The March quarter national accounts show Australia's terms of trade fell about 1% in trend terms compared with the December quarter. Are official terms of trade forecasts for 2012-13 to 2014-15 optimistic?
Historically, Australia's terms of trade peaks have been sharp: fast increases followed by fast declines. So far, this has been the case in the run-up to the mid-2011 peak and the subsequent decline (see Chart). The official forecasts out to 2014-15 imply the decline will suddenly slow markedly. Beyond 2014-15, this continues. The terms of trade are projected to decline by about 1.3% per annum over a 15-year period, finally settling at 2005-06 levels. This is still higher than the last peak during the 1973-74 commodity boom. Is this projection too slow and too little?
Sources: ABS, 2013-14 Budget Papers, Geoff Carmody & Associates estimates.
The 2013-14 Budget forecasts a fall in Australia's terms of trade of 7.5% in 2012-13. If the terms of trade in the June quarter equal the March quarter level, the 2012-13 decline would be around 10.75% (in trend terms). Assuming a 2% decline in the June quarter, the 2012-13 decline would be over 11%.
The Budget forecasts a terms of trade fall of only 0.75% in 2013-14. For this, and assuming the June quarter trend result equals the March quarter result, the terms of trade must increase above the March quarter level, on average, for every quarter in 2013-14.
From its trend peak in mid-2011, the average quarterly decline in the terms of trade has been 2.5%. Trend terms of trade declines averaging 2% in each of the next five quarters would result in a 7.3% decline in 2013-14. Continuing that assumption for 2014-15 would see the Budget forecast terms of trade decline of 1.75% revised down to 7.75%.
Such forecast revisions have big implications for our economy and Commonwealth Budget. If they reflect larger reductions in Australia's commodity export prices, forecast nominal GDP growth is affected. The Budget forecasts nominal GDP growth of 3.25%, 5% and 5%, respectively, in 2012-13, 2013-14 and 2014-15. Larger declines in the terms of trade could slash these forecasts, reducing or even eliminating the forecast gap between nominal and real GDP growth.

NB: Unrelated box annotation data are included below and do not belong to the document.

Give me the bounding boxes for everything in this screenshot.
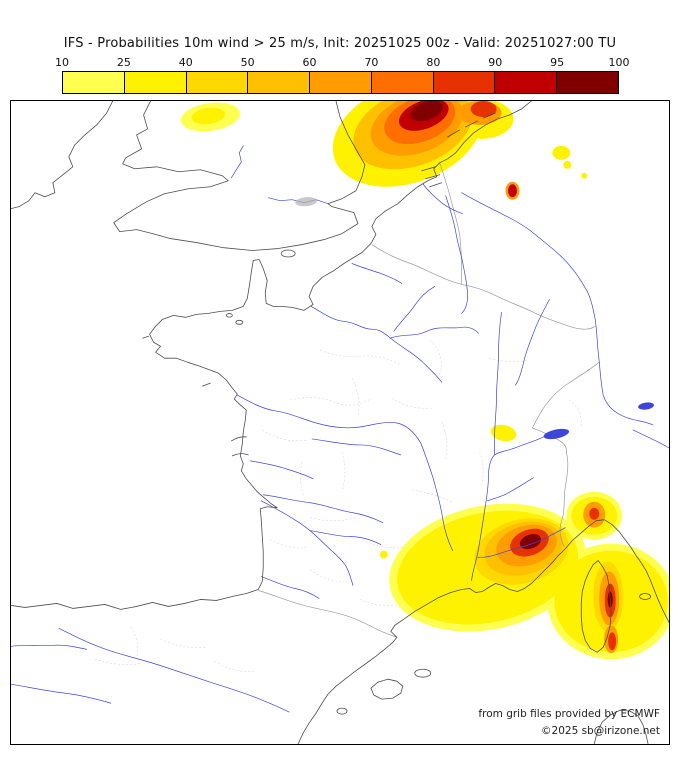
coast-elba — [639, 593, 651, 600]
isle-of-wight — [280, 249, 296, 258]
attribution-copyright: ©2025 sb@irizone.net — [541, 725, 660, 737]
north-sea-storm-area — [332, 101, 514, 187]
coast-great-britain — [113, 101, 366, 251]
ile-de-re-oleron — [230, 436, 249, 457]
coast-mediterranean — [297, 519, 669, 744]
colorbar-segment-8 — [495, 72, 558, 93]
river-moselle — [515, 299, 550, 386]
colorbar-segment-4 — [248, 72, 311, 93]
coast-continent-atlantic — [11, 101, 532, 610]
river-spain-south — [11, 683, 112, 704]
river-durance — [477, 527, 566, 558]
river-meuse — [445, 195, 468, 314]
central-france-patch — [490, 424, 517, 442]
lakes — [543, 402, 654, 440]
map-title: IFS - Probabilities 10m wind > 25 m/s, I… — [63, 36, 617, 51]
country-borders — [258, 162, 600, 638]
river-ebro — [58, 628, 290, 713]
colorbar-segment-9 — [557, 72, 619, 93]
colorbar-segment-7 — [433, 72, 496, 93]
irish-sea-patch — [180, 102, 241, 132]
colorbar-tick-25: 25 — [116, 56, 131, 69]
river-charente — [249, 460, 314, 480]
colorbar-tick-50: 50 — [240, 56, 255, 69]
river-spain-north — [11, 644, 88, 650]
river-seine — [310, 306, 443, 383]
rivers — [11, 145, 669, 713]
roussillon-coast-patch — [379, 550, 388, 559]
river-somme — [351, 263, 403, 284]
colorbar-tick-10: 10 — [55, 56, 69, 69]
channel-island-jersey — [235, 319, 244, 325]
coast-ibiza — [336, 707, 348, 715]
lake-geneva — [543, 428, 570, 440]
river-oise — [393, 286, 436, 332]
colorbar-tick-70: 70 — [364, 56, 379, 69]
river-garonne — [260, 500, 354, 586]
colorbar-tick-90: 90 — [488, 56, 503, 69]
admin-boundaries — [94, 340, 582, 672]
river-lot — [309, 530, 382, 545]
germany-small-patches — [505, 145, 588, 200]
river-adour — [260, 576, 320, 599]
channel-island-guernsey — [225, 313, 233, 318]
zeeland-estuaries — [421, 166, 443, 188]
river-loire — [236, 394, 454, 551]
belle-ile — [202, 382, 211, 387]
colorbar-segment-1 — [63, 72, 125, 93]
river-po — [632, 429, 669, 449]
frisian-islands — [447, 112, 496, 138]
coast-mallorca — [370, 678, 404, 700]
river-saone — [494, 311, 502, 456]
map-svg — [11, 101, 669, 744]
colorbar-segment-6 — [371, 72, 434, 93]
colorbar-tick-100: 100 — [608, 56, 630, 69]
river-rhone — [471, 435, 546, 581]
coast-sardinia — [593, 709, 649, 744]
river-severn — [230, 145, 244, 179]
river-dordogne — [262, 494, 384, 524]
colorbar-tick-40: 40 — [178, 56, 193, 69]
river-scheldt — [422, 183, 463, 214]
colorbar-segment-3 — [186, 72, 249, 93]
river-vienne — [311, 438, 402, 456]
london-urban-area — [295, 197, 318, 207]
river-rhine — [461, 192, 654, 426]
coast-menorca — [414, 668, 432, 678]
colorbar-gradient-bar — [62, 71, 619, 94]
ouessant — [142, 335, 149, 339]
river-isere — [487, 477, 534, 502]
mediterranean-storm-area — [389, 491, 669, 660]
map-canvas: from grib files provided by ECMWF ©2025 … — [10, 100, 670, 745]
probability-shading — [180, 101, 669, 660]
lake-constance — [638, 402, 654, 410]
colorbar-segment-5 — [310, 72, 372, 93]
attribution-ecmwf: from grib files provided by ECMWF — [478, 708, 660, 720]
coast-corsica — [580, 560, 612, 653]
colorbar-tick-60: 60 — [302, 56, 317, 69]
coastlines — [11, 101, 669, 744]
coast-ireland — [11, 101, 114, 210]
colorbar-segment-2 — [124, 72, 187, 93]
colorbar-tick-95: 95 — [550, 56, 565, 69]
river-marne — [389, 326, 479, 339]
colorbar-tick-80: 80 — [426, 56, 441, 69]
colorbar-tick-labels: 10 25 40 50 60 70 80 90 95 100 — [55, 56, 630, 69]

Using the Budget papers sensitivity analysis, such downgrades of the official terms of trade forecasts could wipe out any improvements in the underlying cash Budget deficit in coming years – or even reverse them.
Given falling terms of trade, why has the $A has remained at historically high (post-float) levels?
Of itself, a fall in the terms of trade implies nothing about the exchange rate.
Falling terms of trade mean our export prices in $A fall relative to import prices in $A. A depreciation of the $A means $A prices for our exports can increase (especially for contracts denominated in foreign currencies like the $US). But it also increases import prices measured in $A. The net effect on the ratio of export prices to import prices in $A – the terms of trade – is not clear.